Experiments are everywhere
Clearly, retailers (and consumer goods companies) are experimenting more with new ideas. One major department store is resetting a major store twice a day to cater to changing store demographics. Another is using technology to monitor our movements in the store. More retailers are testing mobile checkout and roving associates with tablets a la Apple.
New online environments create relevant community for populations of customers and provide information, advice, service shoppers cannot get elsewhere and allows purchases.
In recent weeks, Amazon announced a partnership with the United States Postal Service to reclaim a full 1/7 of the year for their business - by announcing Sunday delivery. We can all enjoy next day shipping from multiple retailers and now we have same day delivery. Amazon is quietly sharing some warehouses with Procter & Gamble and other suppliers, so Amazon gains an advantage over retailers like Costco and Walmart in delivering consumer goods to us. Even a small slice of this gigantic business moving online is huge: $16 billion in 2012 at just 2 percent of consumer goods sales online.

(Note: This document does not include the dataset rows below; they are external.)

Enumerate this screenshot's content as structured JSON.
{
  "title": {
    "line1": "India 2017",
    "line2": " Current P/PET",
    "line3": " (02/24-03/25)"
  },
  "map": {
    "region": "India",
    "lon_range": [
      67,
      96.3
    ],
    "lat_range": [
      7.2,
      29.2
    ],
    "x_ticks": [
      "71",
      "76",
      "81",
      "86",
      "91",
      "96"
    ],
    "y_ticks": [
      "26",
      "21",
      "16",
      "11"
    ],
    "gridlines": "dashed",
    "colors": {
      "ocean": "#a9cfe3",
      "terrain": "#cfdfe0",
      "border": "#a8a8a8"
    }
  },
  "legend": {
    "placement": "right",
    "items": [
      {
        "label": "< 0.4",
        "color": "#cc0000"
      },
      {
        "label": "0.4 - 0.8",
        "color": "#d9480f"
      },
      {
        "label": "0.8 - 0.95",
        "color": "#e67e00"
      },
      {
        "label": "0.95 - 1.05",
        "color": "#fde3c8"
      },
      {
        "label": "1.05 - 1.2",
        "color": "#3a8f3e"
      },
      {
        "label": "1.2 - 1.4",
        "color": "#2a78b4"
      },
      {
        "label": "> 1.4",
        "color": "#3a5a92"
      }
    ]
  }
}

Amazon is changing shoppers’ expectations by offering the “impossible.” SAS Retail executive advisor Lori Schafer notes "Consumers expect immediate gratification.”
Investment areas for the future
Retailers with an analytical foundation will be able to meet these demands and create new ideas faster, deliver goods more effectively. As these trends continue, look for innovation labs, analytical centers of excellence, and recruitment of more analytical talent in 2014.